This is the last thing I see before I go to sleep, and the first thing I see when I wake up.
This is the ceiling of the room I rent as a paying guest in Delhi's Greater Kailash I. It's been a year since I first set eyes on this ceiling. It was upsetting, I remember. I had been struggling to remain optimistic about my newest adventure in India, but the sight of the matte orange and disco yellow ceiling was the straw that broke the dam that was soldiering my tear glands. The colour combination made me cry. It was atrocious, aesthetically outrageous, the most depressing thing I'd ever seen.

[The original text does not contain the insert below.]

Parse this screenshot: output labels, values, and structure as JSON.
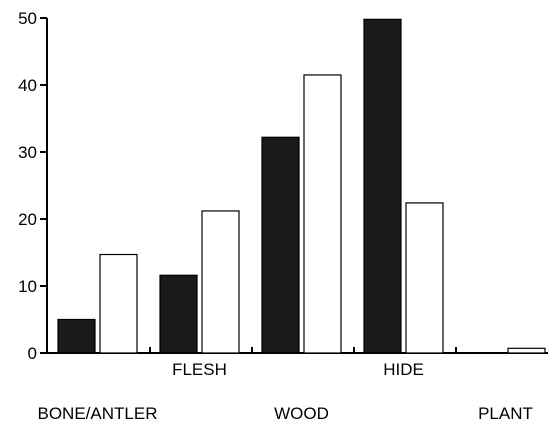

Moving to India, that too New Delhi, was highly disorienting, but I had heard that the GK1 area was posh. It wasn't. It had potholes like the rest of Delhi, untrimmed trees, and dogs, dogs everywhere, wandering about the colony, peeing and pooping all over the place, snarling and barking at you until you felt your insides vibrate. This was not posh. The dogs chained at the entrance of my PG urinated and defecated all over the entrance to the building, and we would all have to begin our day (and end it) by playing hopscotch around excrement. It was not fun. That made me want to cry, but I used to be fairly decent at hopscotch when I was a kid, so I was able to manage. But I could never forget that under all my shoes would now remain layers of animal excrement that I would be tracking along everywhere I went.
Over the past year, I have shared my room not just with my roommate, but with lizards, spiders, rats large enough to be teenage rabbits, and airborne cockroaches. There used to be a couple of roosters who'd crow all day and night long outside our window, but those were taken care of some time ago, hopefully with delicious sauces. Last week I screamed a purely instinctive scream when I encountered a rat scuttling up the bannister of the staircase I was descending. I am not a screamer, so I wondered about that experience. A few days earlier, a friend had screamed as another rat (or maybe the same one?) had fallen off of the clothes that were hanging on the clothesrack behind her door, just like that, like it was the most normal thing to do, like rats plop off of clothesracks all over the world all the time.